Fauci One Year Ago: ‘You Cannot Force Someone to Take a Vaccine’

Director of the National Institute of Allergy and Infectious Diseases, Anthony Fauci, test

Dr. Anthony Fauci, White House chief medical adviser, dismissed concerns over vaccine mandates one year ago, explicitly stating that one “cannot force someone to take a vaccine.”

“I don’t think you’ll ever see a mandating of vaccine, particularly for the general public,” Fauci said during a Healthline townhall in August 2020.

“If someone refuses the vaccine in the general public, then there’s nothing you can do about that,” he said at the time. “You cannot force someone to take a vaccine”:

Like he has on other issues, such as the use of masks, the National Institute of Allergy and Infectious Diseases director has since evolved, altering his position on vaccine mandates and explicitly expressing support for local vaccine mandates.

“I respect people’s freedom, but when you’re talking about a public health crisis, that we’ve been going through now for well over a year and a half, the time is come, enough is enough,” Fauci said last month. “We’ve just got to get people vaccinated.”

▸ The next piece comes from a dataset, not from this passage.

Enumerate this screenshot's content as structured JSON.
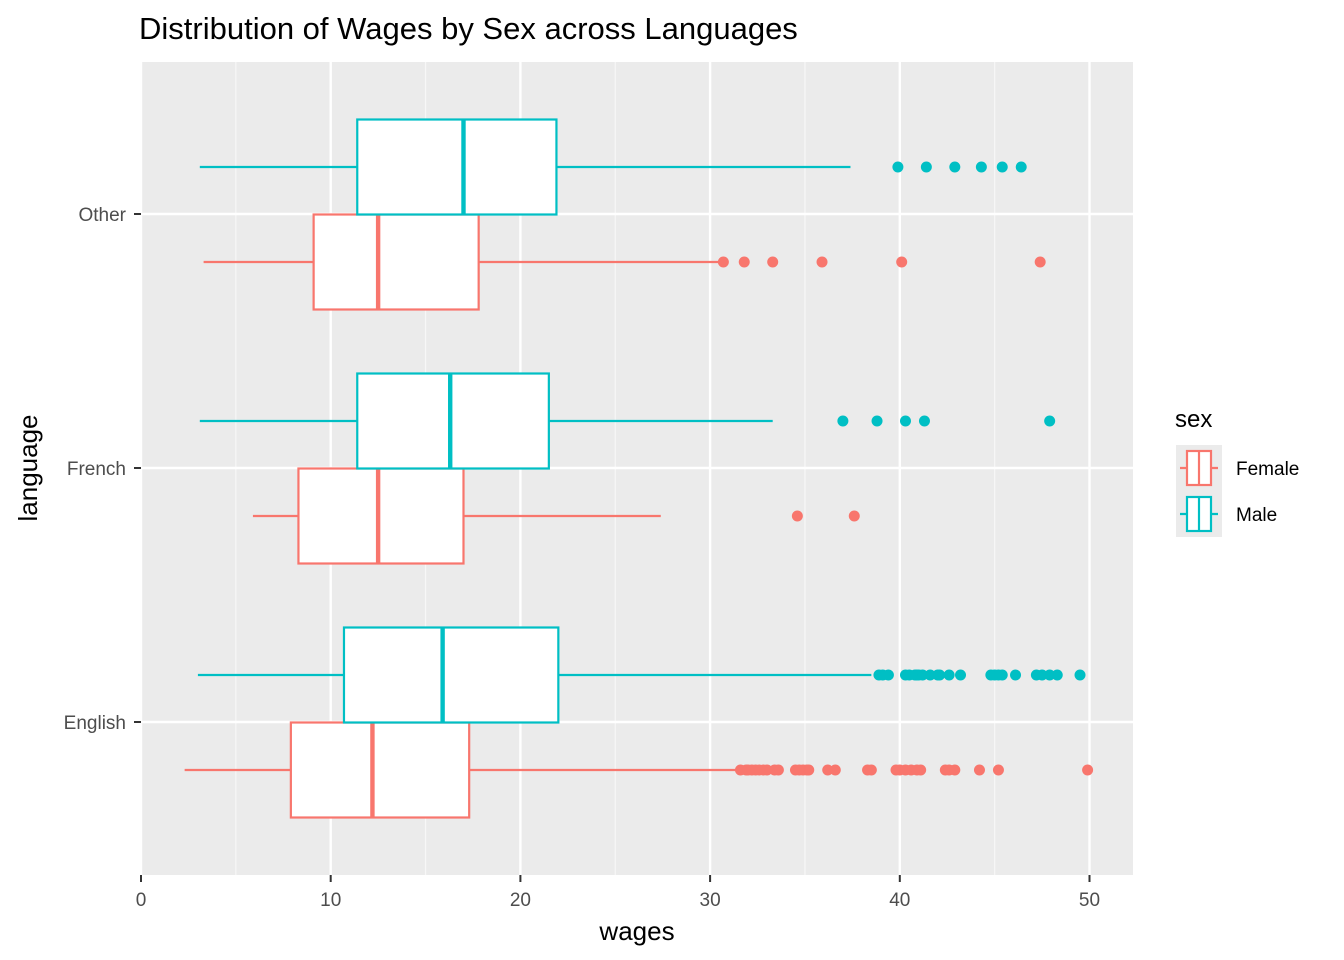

“There comes a time when you’re dealing with a public health crisis, that could involve you, your family, and everyone else that something supersedes that need to do exactly what you want to do,” Fauci continued.

During an August appearance on CBS News’s Face the Nation, Fauci said Americans needed to “put aside all of these issues of concern about liberties and personal liberties, and realize we have a common enemy, and that common enemy is the virus.”

The flashback comes as President Biden mandates vaccines for massive sectors of the economy, imposing vaccine requirements on federal workers, federal contractors, certain healthcare workers, and businesses that have over 100 employees.

“This is not about freedom or personal choice,” Biden said during Thursday’s divisive speech, in which he announced the Department of Labor is “developing an emergency rule to require all employers with 100 or more employees that together employ over 80 million workers to ensure their work forces are fully vaccinated or show a negative test at least once a week.”

“Some of the biggest companies are already requiring this: United Airlines, Disney, Tyson Foods and even Fox News. The bottom line: We’re going to protect vaccinated workers from unvaccinated co-workers,” Biden said.

“We’re going to reduce the spread of Covid-19 by increasing the share of the work force that is vaccinated in businesses all across America,” He continued:

My plan will extend the vaccination requirements that I previously issued in the health care field. Already, I’ve announced we’ll be requiring vaccinations that all nursing home workers who treat patients on Medicare and Medicaid, because I have that federal authority,

Biden announced his move to use that “same authority to expand that, to cover those who work in hospitals, home health care facilities, or other medical facilities.”

“A total of 17 million health care workers. If you’re seeking care at a health facility, you should be able to know that the people treating you are vaccinated — simple, straightforward, period,” he said before also announcing his decision to sign an executive order requiring “all executive branch federal employees to be vaccinated — all.”

“I’ve signed another executive order that will require federal contractors to do the same. If you want to work with the federal government and do business with us, get vaccinated. If you want to do business with the federal government, vaccinate your work force,” Biden said, raging at the unvaccinated and warning that his “patience is wearing thin.”

On Thursday, Fauci said Biden was “being somewhat moderate” with his demands. During an appearance on Anderson Cooper 360, he said:

 Well, I think the President is, you know, being somewhat moderate in his demand if you want to call it that, in that there are some people who really don’t want to get vaccinated, but they don’t want to lose their job. You got to give them an off-lane, and the off-lane is if you get tested frequently enough and find out you’re positive, you won’t come to work, and you won’t infect other people. So, it really is somewhat of a compromise there.

“Myself, I would make it just vaccinate or not, but he was trying to be moderate in what his pronouncement was,” he added.